Privacy plays a key role in this, and Rowen points to a generational divide. Younger adults are generally more willing to share their personal data, while older people could be cautious about what happens with their health data.
So does safety. There is also concern about having sufficient government regulation, particularly by the U.S. Food and Drug Administration in particular. “You really have to know that those [devices] are going to be safe and reliable,” Rowen says. He cites the example of cardiac pacemakers, which can run on small, low-power batteries for years and have been refined over decades of research and trials.

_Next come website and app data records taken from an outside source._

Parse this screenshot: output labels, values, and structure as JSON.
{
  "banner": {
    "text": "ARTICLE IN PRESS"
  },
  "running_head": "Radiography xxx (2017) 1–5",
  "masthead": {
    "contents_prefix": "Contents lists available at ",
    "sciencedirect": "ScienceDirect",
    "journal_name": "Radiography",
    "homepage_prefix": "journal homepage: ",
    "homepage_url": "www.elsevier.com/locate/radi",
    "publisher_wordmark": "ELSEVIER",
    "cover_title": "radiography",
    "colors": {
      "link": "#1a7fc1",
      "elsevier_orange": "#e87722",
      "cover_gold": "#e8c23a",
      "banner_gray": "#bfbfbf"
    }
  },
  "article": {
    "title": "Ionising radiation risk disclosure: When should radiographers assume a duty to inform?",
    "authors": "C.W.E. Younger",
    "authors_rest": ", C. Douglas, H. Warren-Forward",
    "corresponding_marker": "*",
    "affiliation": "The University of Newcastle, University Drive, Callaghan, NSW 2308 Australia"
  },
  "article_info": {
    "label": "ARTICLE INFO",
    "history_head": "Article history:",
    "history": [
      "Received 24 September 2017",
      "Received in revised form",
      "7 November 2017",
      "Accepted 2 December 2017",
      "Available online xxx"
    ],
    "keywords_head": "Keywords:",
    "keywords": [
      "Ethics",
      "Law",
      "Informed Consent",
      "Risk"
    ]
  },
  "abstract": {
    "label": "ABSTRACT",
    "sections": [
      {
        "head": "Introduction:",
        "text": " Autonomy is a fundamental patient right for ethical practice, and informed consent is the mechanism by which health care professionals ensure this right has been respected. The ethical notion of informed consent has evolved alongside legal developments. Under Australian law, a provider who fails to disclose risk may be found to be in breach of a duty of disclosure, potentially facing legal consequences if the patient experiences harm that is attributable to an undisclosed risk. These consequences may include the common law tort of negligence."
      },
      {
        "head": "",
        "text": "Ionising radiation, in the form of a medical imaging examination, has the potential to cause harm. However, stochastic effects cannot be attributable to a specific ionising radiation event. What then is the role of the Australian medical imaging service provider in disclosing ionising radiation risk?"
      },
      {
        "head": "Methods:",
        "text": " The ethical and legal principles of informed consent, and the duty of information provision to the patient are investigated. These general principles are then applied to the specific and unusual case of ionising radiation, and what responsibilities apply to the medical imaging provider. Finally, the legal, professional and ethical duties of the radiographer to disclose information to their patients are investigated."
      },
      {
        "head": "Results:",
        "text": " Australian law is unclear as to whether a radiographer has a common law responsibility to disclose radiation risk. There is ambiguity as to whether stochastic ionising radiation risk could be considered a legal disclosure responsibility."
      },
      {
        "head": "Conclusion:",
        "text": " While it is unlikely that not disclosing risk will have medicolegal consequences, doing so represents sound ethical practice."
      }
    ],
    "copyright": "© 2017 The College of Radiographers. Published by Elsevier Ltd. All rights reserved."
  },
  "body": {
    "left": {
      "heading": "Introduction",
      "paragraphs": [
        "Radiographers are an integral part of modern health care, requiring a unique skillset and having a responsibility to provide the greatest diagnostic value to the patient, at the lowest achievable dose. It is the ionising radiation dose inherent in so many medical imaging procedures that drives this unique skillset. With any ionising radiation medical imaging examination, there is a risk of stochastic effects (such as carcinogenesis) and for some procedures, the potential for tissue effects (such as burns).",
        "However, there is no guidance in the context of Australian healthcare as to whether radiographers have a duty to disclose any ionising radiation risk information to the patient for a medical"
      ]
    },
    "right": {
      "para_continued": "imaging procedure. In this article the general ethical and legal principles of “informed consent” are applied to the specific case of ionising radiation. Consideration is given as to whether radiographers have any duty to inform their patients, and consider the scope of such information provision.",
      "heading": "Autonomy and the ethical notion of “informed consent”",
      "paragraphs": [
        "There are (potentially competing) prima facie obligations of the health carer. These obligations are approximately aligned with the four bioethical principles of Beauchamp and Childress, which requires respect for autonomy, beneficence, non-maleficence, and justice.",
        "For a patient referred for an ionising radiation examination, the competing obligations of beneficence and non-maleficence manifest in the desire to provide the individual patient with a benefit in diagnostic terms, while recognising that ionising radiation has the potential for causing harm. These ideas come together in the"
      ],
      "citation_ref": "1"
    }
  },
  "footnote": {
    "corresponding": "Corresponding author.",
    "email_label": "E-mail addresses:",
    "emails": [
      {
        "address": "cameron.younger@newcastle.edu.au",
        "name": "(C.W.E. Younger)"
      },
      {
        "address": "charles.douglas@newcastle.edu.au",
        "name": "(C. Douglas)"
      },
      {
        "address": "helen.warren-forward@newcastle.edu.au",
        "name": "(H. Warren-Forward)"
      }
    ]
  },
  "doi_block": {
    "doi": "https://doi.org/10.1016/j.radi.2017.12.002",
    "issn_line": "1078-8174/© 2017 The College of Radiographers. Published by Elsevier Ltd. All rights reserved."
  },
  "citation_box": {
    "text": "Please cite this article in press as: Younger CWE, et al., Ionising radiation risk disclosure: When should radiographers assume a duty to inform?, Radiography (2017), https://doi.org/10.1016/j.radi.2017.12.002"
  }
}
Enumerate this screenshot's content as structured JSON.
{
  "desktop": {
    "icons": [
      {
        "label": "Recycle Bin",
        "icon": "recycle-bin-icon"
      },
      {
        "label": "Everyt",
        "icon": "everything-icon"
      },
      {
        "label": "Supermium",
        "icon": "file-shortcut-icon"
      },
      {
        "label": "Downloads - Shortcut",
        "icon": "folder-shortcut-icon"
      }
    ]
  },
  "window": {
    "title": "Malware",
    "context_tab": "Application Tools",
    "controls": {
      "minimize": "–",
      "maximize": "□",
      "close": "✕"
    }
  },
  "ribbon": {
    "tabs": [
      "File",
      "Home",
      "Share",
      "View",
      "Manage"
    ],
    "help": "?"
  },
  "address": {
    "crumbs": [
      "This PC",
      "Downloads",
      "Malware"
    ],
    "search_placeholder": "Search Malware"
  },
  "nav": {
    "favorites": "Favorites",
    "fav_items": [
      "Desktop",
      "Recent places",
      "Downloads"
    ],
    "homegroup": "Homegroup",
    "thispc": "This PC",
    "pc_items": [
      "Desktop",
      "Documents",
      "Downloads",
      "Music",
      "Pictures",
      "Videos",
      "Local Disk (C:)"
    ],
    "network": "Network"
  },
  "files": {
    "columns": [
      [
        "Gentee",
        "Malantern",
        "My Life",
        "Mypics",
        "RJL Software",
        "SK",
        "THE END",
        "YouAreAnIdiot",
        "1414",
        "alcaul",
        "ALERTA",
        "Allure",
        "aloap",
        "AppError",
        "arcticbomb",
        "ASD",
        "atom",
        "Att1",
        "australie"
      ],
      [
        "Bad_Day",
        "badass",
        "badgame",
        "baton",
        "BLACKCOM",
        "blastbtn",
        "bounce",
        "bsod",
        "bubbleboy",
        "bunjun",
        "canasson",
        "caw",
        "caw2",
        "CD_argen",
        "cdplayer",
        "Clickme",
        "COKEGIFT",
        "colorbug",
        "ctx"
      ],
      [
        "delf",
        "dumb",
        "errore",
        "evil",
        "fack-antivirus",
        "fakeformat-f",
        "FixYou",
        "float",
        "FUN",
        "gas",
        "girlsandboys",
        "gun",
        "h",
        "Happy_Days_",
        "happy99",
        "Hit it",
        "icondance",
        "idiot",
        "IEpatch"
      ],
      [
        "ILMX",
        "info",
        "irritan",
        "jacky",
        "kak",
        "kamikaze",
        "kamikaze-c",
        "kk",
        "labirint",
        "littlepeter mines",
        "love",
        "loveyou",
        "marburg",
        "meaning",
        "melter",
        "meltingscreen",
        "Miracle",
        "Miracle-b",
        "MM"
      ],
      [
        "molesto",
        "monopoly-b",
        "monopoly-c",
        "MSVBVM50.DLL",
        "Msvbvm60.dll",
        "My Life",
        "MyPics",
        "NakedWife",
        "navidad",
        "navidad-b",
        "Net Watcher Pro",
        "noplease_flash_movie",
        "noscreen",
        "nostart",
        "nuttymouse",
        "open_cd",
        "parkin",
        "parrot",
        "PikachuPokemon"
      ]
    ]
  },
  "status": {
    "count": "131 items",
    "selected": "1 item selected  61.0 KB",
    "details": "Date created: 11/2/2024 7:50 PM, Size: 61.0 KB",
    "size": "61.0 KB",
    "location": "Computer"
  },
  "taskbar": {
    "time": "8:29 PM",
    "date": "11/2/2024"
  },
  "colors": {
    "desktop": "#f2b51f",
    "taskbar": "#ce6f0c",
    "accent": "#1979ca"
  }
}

Manas Saksena, senior director of technology and product marketing for the IoT business unit of Marvell Technology Group, says medical IoT represents “the things end of IoT.” Marvell is “more organized around products and technologies” that customers can use, rather than creating its own IoT products for health care, such as the Moby MED medical tablet computer that the company introduced in 2010; it no longer markets that tablet. So Marvell is more likely to say to medical IoT developers, “Here’s the platform, the silicon, the software” needed for IoT products in health care.
Nonetheless, the company is watching this market unfold from a supplier perspective. Philips, for example, developed a continuous positive airway pressure (CPAP) machine. It worked with Marvell to add Wi-Fi connectivity to the device so that data can be sent to the computing cloud for processing and analysis, according to Saksena.
But this market tends to move more slowly than proponents would like. Government regulation of medical devices adds “a long cycle” to the product development process, he notes. With its IoT platform for developers, Marvell is providing ease of use and lower costs for medical IoT products and services.
Medical/health-care IoT may not be as newsworthy or sexy as self-driving cars or homes that defend themselves against intruders. But it could save your life someday.